As we approach the end of the year, I feel like doing a recap of my favorite photos from 2019. Some of these never made it to social media.

Where 2018 was a year of coming into myself as a woman and learning to love my body, 2019 was a year of personal growth and learning to express myself. With the success of my Instagram account, I felt driven to push myself stylistically and creatively to really make use of my wardrobe in new and creative ways.

At the same time, this year I finally felt comfortable enough in my transition that I was able to ease off of my performativity and start dressing more casually. I no longer felt like I had to wear makeup every time I left the house in order to be gendered correctly. When I did wear makeup, I didn’t need as much of it to be happy with how I looked. After two years of never wearing unisex t-shirts, I discovered that not only did they no longer make me feel dysphoric, they were actually validating, as the shape of my body has become so clearly feminine.

2019 was also the year where I really began to feel my own sex appeal and appreciation for just how curvy my body has become. It’s so strange to go from 25 years of feeling ugly and undesirable to now actually being a little bit hot. To having people notice me, and be attracted to me, and show interest in me romantically and sexually. It is both invigorating and validating, while also a little bit frightening at the same time.

At the start of the year the changes in my body caused me to have to give away nearly half of the clothes I had bought in the first year and a half. They were all much too large on me. Thanks to gifts from family and friends, I had the opportunity to refill my wardrobe with new dresses that I positively adored. Additionally, I lost a full band size and gained four cup sizes, forcing me to replace all my bras, twice.

I enhanced my makeup skills considerably over the year. Practice and patience, honing my understanding of how to blend color to achieve the looks I wanted for the shape of my face.

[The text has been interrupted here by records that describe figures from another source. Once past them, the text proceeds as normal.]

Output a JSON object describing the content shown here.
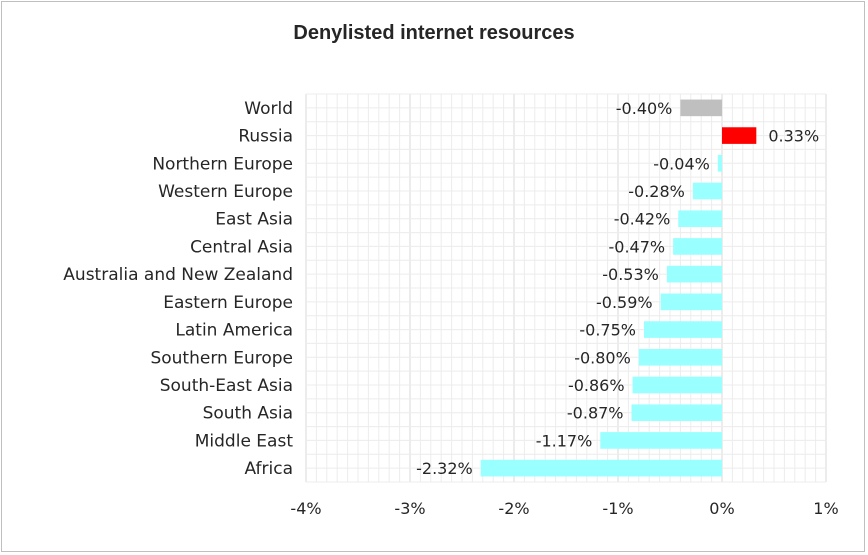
{
  "chart_data": {
    "type": "bar",
    "orientation": "horizontal",
    "title": "Denylisted internet resources",
    "categories": [
      "World",
      "Russia",
      "Northern Europe",
      "Western Europe",
      "East Asia",
      "Central Asia",
      "Australia and New Zealand",
      "Eastern Europe",
      "Latin America",
      "Southern Europe",
      "South-East Asia",
      "South Asia",
      "Middle East",
      "Africa"
    ],
    "values": [
      -0.4,
      0.33,
      -0.04,
      -0.28,
      -0.42,
      -0.47,
      -0.53,
      -0.59,
      -0.75,
      -0.8,
      -0.86,
      -0.87,
      -1.17,
      -2.32
    ],
    "data_labels": [
      "-0.40%",
      "0.33%",
      "-0.04%",
      "-0.28%",
      "-0.42%",
      "-0.47%",
      "-0.53%",
      "-0.59%",
      "-0.75%",
      "-0.80%",
      "-0.86%",
      "-0.87%",
      "-1.17%",
      "-2.32%"
    ],
    "xlim": [
      -4,
      1
    ],
    "x_ticks": [
      -4,
      -3,
      -2,
      -1,
      0,
      1
    ],
    "x_tick_labels": [
      "-4%",
      "-3%",
      "-2%",
      "-1%",
      "0%",
      "1%"
    ],
    "grid": true,
    "legend": "none",
    "colors": {
      "world": "#bfbfbf",
      "russia": "#ff0000",
      "regions": "#99ffff",
      "grid_major": "#d9d9d9",
      "grid_minor": "#ececec"
    }
  }
}
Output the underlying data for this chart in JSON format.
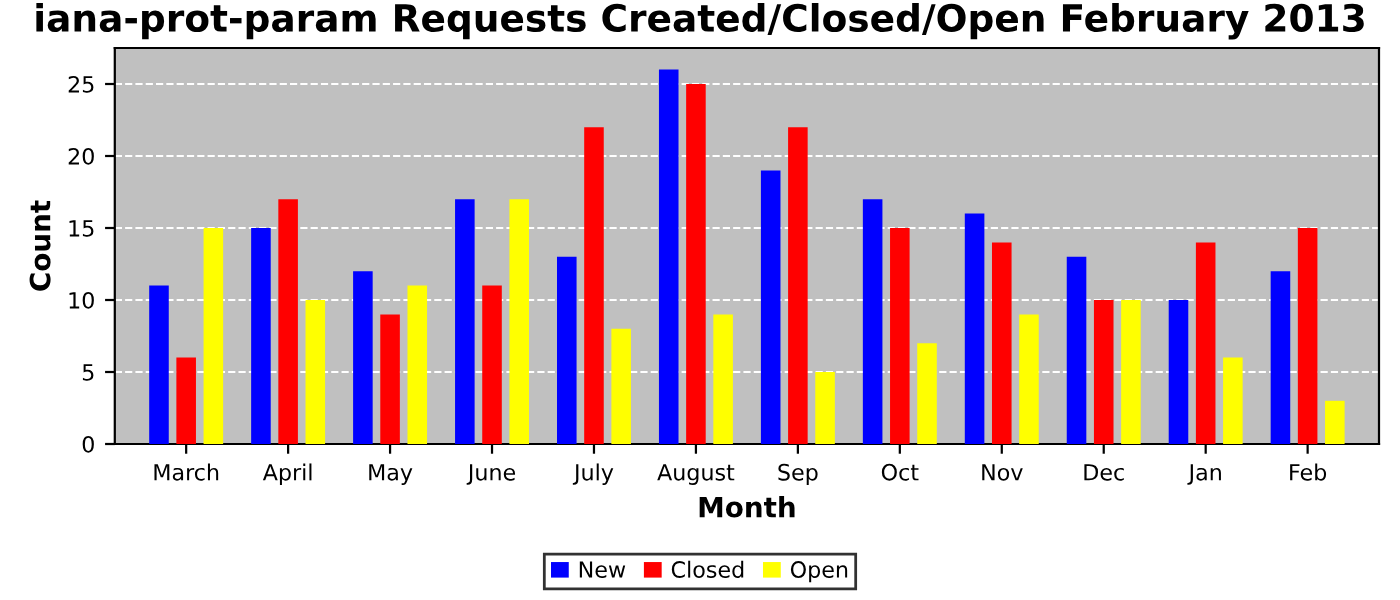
{
  "chart_data": {
    "type": "bar",
    "title": "iana-prot-param Requests Created/Closed/Open February 2013",
    "xlabel": "Month",
    "ylabel": "Count",
    "categories": [
      "March",
      "April",
      "May",
      "June",
      "July",
      "August",
      "Sep",
      "Oct",
      "Nov",
      "Dec",
      "Jan",
      "Feb"
    ],
    "series": [
      {
        "name": "New",
        "color": "#0000ff",
        "values": [
          11,
          15,
          12,
          17,
          13,
          26,
          19,
          17,
          16,
          13,
          10,
          12
        ]
      },
      {
        "name": "Closed",
        "color": "#ff0000",
        "values": [
          6,
          17,
          9,
          11,
          22,
          25,
          22,
          15,
          14,
          10,
          14,
          15
        ]
      },
      {
        "name": "Open",
        "color": "#ffff00",
        "values": [
          15,
          10,
          11,
          17,
          8,
          9,
          5,
          7,
          9,
          10,
          6,
          3
        ]
      }
    ],
    "ylim": [
      0,
      27.5
    ],
    "yticks": [
      0,
      5,
      10,
      15,
      20,
      25
    ],
    "grid": "y",
    "legend": "bottom"
  }
}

It was a year of family! My realization that my daughter is struggling with the same ADHD issues as myself helped me to understand her so much more, and gave me what I needed to steel myself for her hardships. We made efforts to get out as a family more, and I felt much more engaged during this outings than I used to be. My wife and I, now well past the struggles of my transition, have spent the year learning how to bond with each other again and rebuilding our relationship anew. We also took in two cats from a rescue agency, and they have enriched our household in ways we never anticipated.

Finally, it was a year of much emotion, both good and bad. A year of goofy faces, dancing feet, angry screaming, and bitter tears. I experienced my first major case of misogynistic abuse, an event that left me angered and in shock. I had numerous moments of intense euphoria, episodes of deep pain & grief, and also times of contentment and relief. I also learned many skills to help me manage those feelings.

What will come for the year of 2020? Hopefully more healing, more growth, and new connections. I have made a lot of new friends this year, and I hope to make even more in the year to come. Unfortunately, it will also be a year of physical struggle. As much as I love my fat body and adore these curves, it’s simply not safe for me to pursue major surgery at my current level of health.

So, 2020 will bring a new focus on exercise and eating better. Not dieting, because diets aren’t actually healthy. Simply a focused change of my lifestyle. Hopefully, come 2021, I will be in a much better place to pursue the things I need to complete my own journey towards peace.